Boundary layer nucleation as a source of new CCN in savannah environment
1Finnish Meteorological Institute, P.O. Box 64, 00014 Helsinki, Finland
2School of Physical and Chemical Sciences, North-West University, Potchefstroom, South Africa
3Department of Physical Sciences, University of Helsinki, P.O. Box 64, 00014 Helsinki, Finland
4Department of Physics, North-West University, Private Bag X 2046, Mmabatho, South Africa
5Rustenburg Local Municipality, Rustenburg, Republic of South Africa
6School of Earth and Environment, University of Leeds, United Kingdom
Abstract. The South African savannah region is complex environment of air pollution and natural emissions influenced by a strong seasonal cycle in biomass burning and strong precipitation. However, the scarcity of long-term observations means that our knowledge of controlling aerosol processes in this environment is very poor.
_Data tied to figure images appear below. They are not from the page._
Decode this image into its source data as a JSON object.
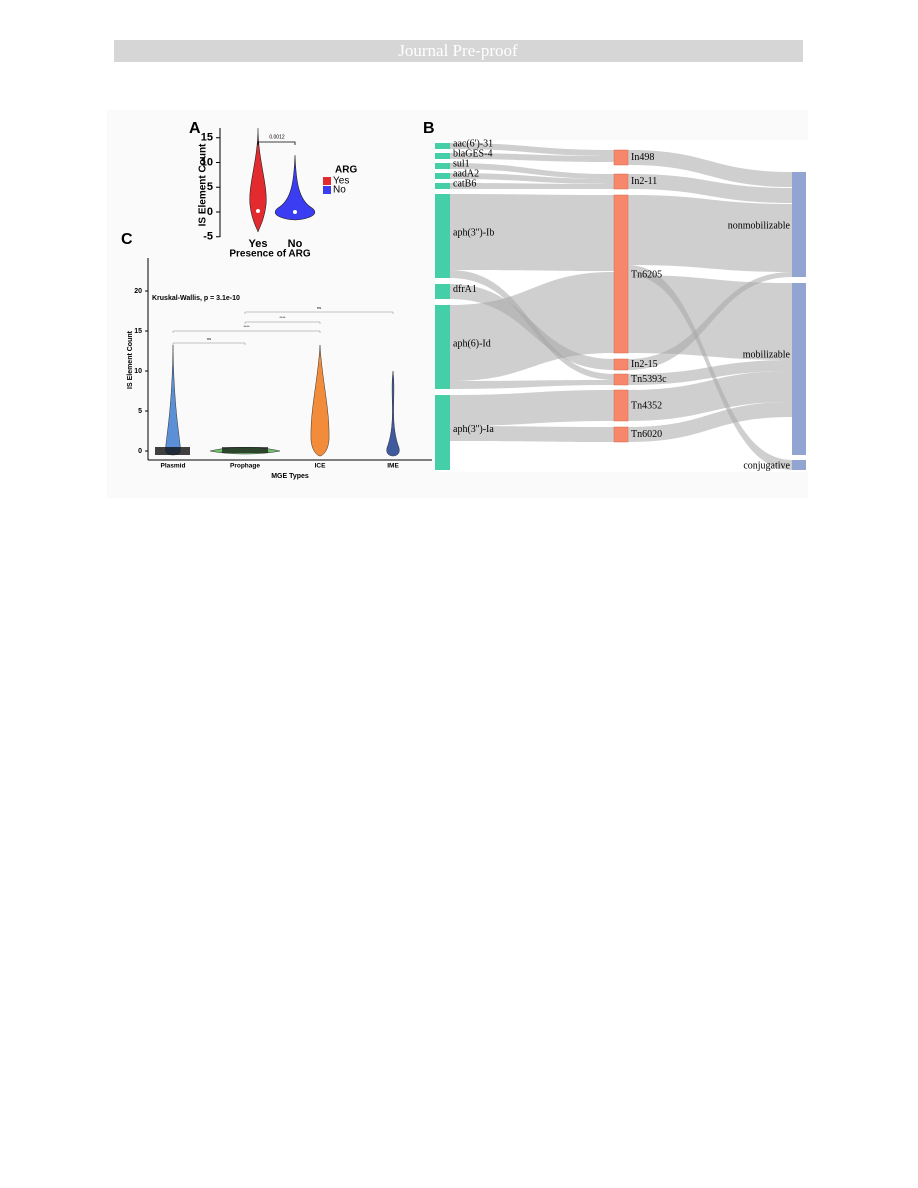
{
  "header": {
    "title": "Journal Pre-proof"
  },
  "figure": {
    "panel_a": {
      "label": "A",
      "y_axis_label": "IS Element Count",
      "yticks": [
        15,
        10,
        5,
        0,
        -5
      ],
      "categories": [
        "Yes",
        "No"
      ],
      "x_axis_label": "Presence of ARG",
      "p_value": "0.0012",
      "legend": {
        "title": "ARG",
        "items": [
          {
            "label": "Yes",
            "color": "#e32b2f"
          },
          {
            "label": "No",
            "color": "#3b3df2"
          }
        ]
      }
    },
    "panel_b": {
      "label": "B",
      "genes": [
        "aac(6')-31",
        "blaGES-4",
        "sul1",
        "aadA2",
        "catB6",
        "aph(3'')-Ib",
        "dfrA1",
        "aph(6)-Id",
        "aph(3'')-Ia"
      ],
      "elements": [
        "In498",
        "In2-11",
        "Tn6205",
        "In2-15",
        "Tn5393c",
        "Tn4352",
        "Tn6020"
      ],
      "mobility": [
        "nonmobilizable",
        "mobilizable",
        "conjugative"
      ]
    },
    "panel_c": {
      "label": "C",
      "test": "Kruskal-Wallis, p = 3.1e-10",
      "y_axis_label": "IS Element Count",
      "yticks": [
        0,
        5,
        10,
        15,
        20
      ],
      "categories": [
        "Plasmid",
        "Prophage",
        "ICE",
        "IME"
      ],
      "x_axis_label": "MGE Types",
      "comparisons": [
        "ns",
        "****",
        "****",
        "ns"
      ]
    }
  }
}
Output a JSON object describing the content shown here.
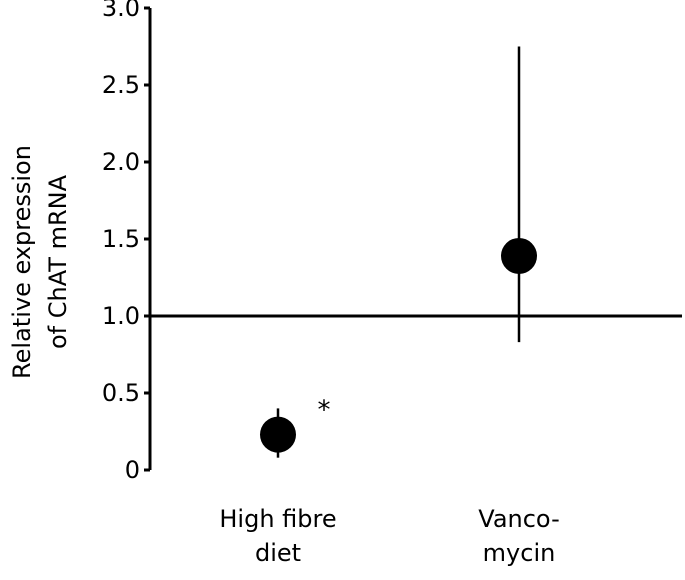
{
  "chart_data": {
    "type": "scatter",
    "ylabel_lines": [
      "Relative expression",
      "of ChAT mRNA"
    ],
    "ylim": [
      0,
      3.0
    ],
    "yticks": [
      "0",
      "0.5",
      "1.0",
      "1.5",
      "2.0",
      "2.5",
      "3.0"
    ],
    "reference_line": 1.0,
    "categories": [
      {
        "label_lines": [
          "High fibre",
          "diet"
        ],
        "value": 0.23,
        "error_low": 0.08,
        "error_high": 0.4,
        "annotation": "*"
      },
      {
        "label_lines": [
          "Vanco-",
          "mycin"
        ],
        "value": 1.39,
        "error_low": 0.83,
        "error_high": 2.75,
        "annotation": ""
      }
    ],
    "grid": false,
    "marker_color": "#000000"
  }
}
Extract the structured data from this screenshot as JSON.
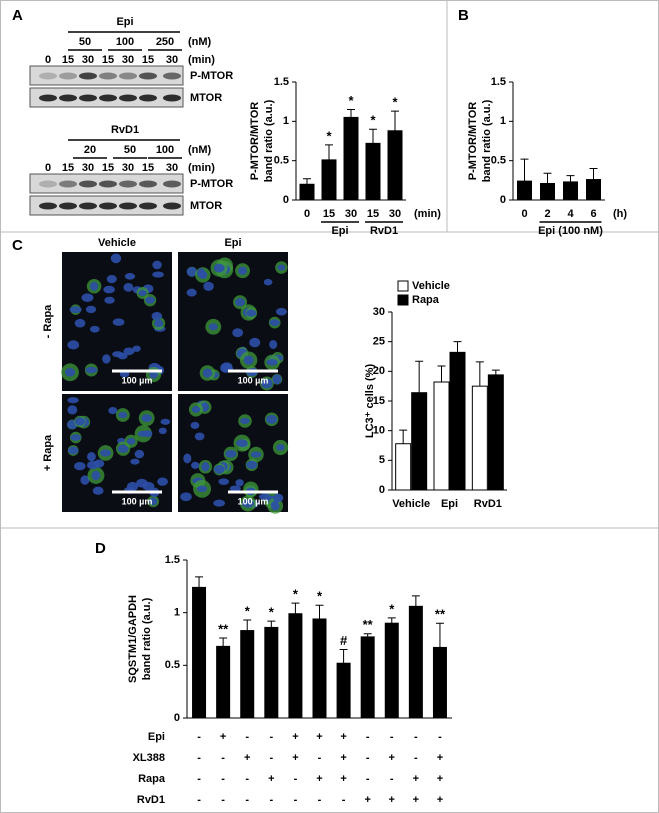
{
  "panel_labels": [
    "A",
    "B",
    "C",
    "D"
  ],
  "blots": [
    {
      "treatment": "Epi",
      "doses": [
        "50",
        "100",
        "250"
      ],
      "dose_unit": "(nM)",
      "times": [
        "0",
        "15",
        "30",
        "15",
        "30",
        "15",
        "30"
      ],
      "time_unit": "(min)",
      "bands": [
        "P-MTOR",
        "MTOR"
      ]
    },
    {
      "treatment": "RvD1",
      "doses": [
        "20",
        "50",
        "100"
      ],
      "dose_unit": "(nM)",
      "times": [
        "0",
        "15",
        "30",
        "15",
        "30",
        "15",
        "30"
      ],
      "time_unit": "(min)",
      "bands": [
        "P-MTOR",
        "MTOR"
      ]
    }
  ],
  "micrographs": {
    "columns": [
      "Vehicle",
      "Epi"
    ],
    "rows": [
      "- Rapa",
      "+ Rapa"
    ],
    "scale_bar": "100 µm"
  },
  "chart_data": [
    {
      "type": "bar",
      "categories": [
        "0",
        "15",
        "30",
        "15",
        "30"
      ],
      "values": [
        0.2,
        0.51,
        1.05,
        0.72,
        0.88
      ],
      "errors": [
        0.07,
        0.19,
        0.1,
        0.18,
        0.25
      ],
      "annotations": [
        null,
        "*",
        "*",
        "*",
        "*"
      ],
      "ylabel": [
        "P-MTOR/MTOR",
        "band ratio (a.u.)"
      ],
      "x_unit": "(min)",
      "groups": [
        "Epi",
        "RvD1"
      ],
      "ylim": [
        0,
        1.5
      ],
      "yticks": [
        0,
        0.5,
        1,
        1.5
      ],
      "color": "#000000"
    },
    {
      "type": "bar",
      "categories": [
        "0",
        "2",
        "4",
        "6"
      ],
      "values": [
        0.24,
        0.21,
        0.23,
        0.26
      ],
      "errors": [
        0.28,
        0.13,
        0.08,
        0.14
      ],
      "ylabel": [
        "P-MTOR/MTOR",
        "band ratio (a.u.)"
      ],
      "x_unit": "(h)",
      "groups": [
        "Epi (100 nM)"
      ],
      "ylim": [
        0,
        1.5
      ],
      "yticks": [
        0,
        0.5,
        1,
        1.5
      ],
      "color": "#000000"
    },
    {
      "type": "bar",
      "categories": [
        "Vehicle",
        "Epi",
        "RvD1"
      ],
      "series": [
        {
          "name": "Vehicle",
          "color": "#ffffff",
          "values": [
            7.8,
            18.2,
            17.5
          ],
          "errors": [
            2.3,
            2.7,
            4.1
          ]
        },
        {
          "name": "Rapa",
          "color": "#000000",
          "values": [
            16.4,
            23.2,
            19.4
          ],
          "errors": [
            5.3,
            1.8,
            0.8
          ]
        }
      ],
      "ylabel": [
        "LC3⁺ cells (%)"
      ],
      "ylim": [
        0,
        30
      ],
      "yticks": [
        0,
        5,
        10,
        15,
        20,
        25,
        30
      ],
      "legend": "upper left"
    },
    {
      "type": "bar",
      "values": [
        1.24,
        0.68,
        0.83,
        0.86,
        0.99,
        0.94,
        0.52,
        0.77,
        0.9,
        1.06,
        0.67
      ],
      "errors": [
        0.1,
        0.08,
        0.1,
        0.06,
        0.1,
        0.13,
        0.13,
        0.03,
        0.05,
        0.1,
        0.23
      ],
      "annotations": [
        null,
        "**",
        "*",
        "*",
        "*",
        "*",
        "#",
        "**",
        "*",
        null,
        "**"
      ],
      "ylabel": [
        "SQSTM1/GAPDH",
        "band ratio (a.u.)"
      ],
      "ylim": [
        0,
        1.5
      ],
      "yticks": [
        0,
        0.5,
        1,
        1.5
      ],
      "color": "#000000",
      "conditions": [
        {
          "name": "Epi",
          "values": [
            "-",
            "+",
            "-",
            "-",
            "+",
            "+",
            "+",
            "-",
            "-",
            "-",
            "-"
          ]
        },
        {
          "name": "XL388",
          "values": [
            "-",
            "-",
            "+",
            "-",
            "+",
            "-",
            "+",
            "-",
            "+",
            "-",
            "+"
          ]
        },
        {
          "name": "Rapa",
          "values": [
            "-",
            "-",
            "-",
            "+",
            "-",
            "+",
            "+",
            "-",
            "-",
            "+",
            "+"
          ]
        },
        {
          "name": "RvD1",
          "values": [
            "-",
            "-",
            "-",
            "-",
            "-",
            "-",
            "-",
            "+",
            "+",
            "+",
            "+"
          ]
        }
      ]
    }
  ]
}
Here we use a new dataset of 18 months of aerosol observations to understand the factors that control aerosol properties, and in particular cloud condensation nuclei. We find that biomass burning produces a strong source of primary CCN-sized particles during the dry winter season. However, measured CCN-sized particle concentrations remain high during the wet summer season despite the lack of burning and high wet removal rates. We show that during the wet season, a substantial fraction of CCN-sized particles originate from boundary layer new particle formation, whereas primary sources dominate during the dry winter season. The large contribution of boundary layer nucleation to CCN concentrations during the wet season is found to be due to high particle formation and growth rates and low pre-existing particle concentration in the beginning of particle formation. Based on the estimated seasonal cycle of condensable sulphuric acid and organic vapours, higher growth rates during the wet season are attributed to vapours of biogenic origin. Global model results for this region have the same seasonal cycle in nuclei growth rates but the opposite cycle in particle formation rates, and both rates are much lower than observed. In contrast, the same model tends to capture the seasonal cycle in particle concentrations at many other global sites where nucleation is an important process. These results point to deficiencies in our understanding of biogenic emissions and the factors controlling nucleation and growth in such dynamic environments.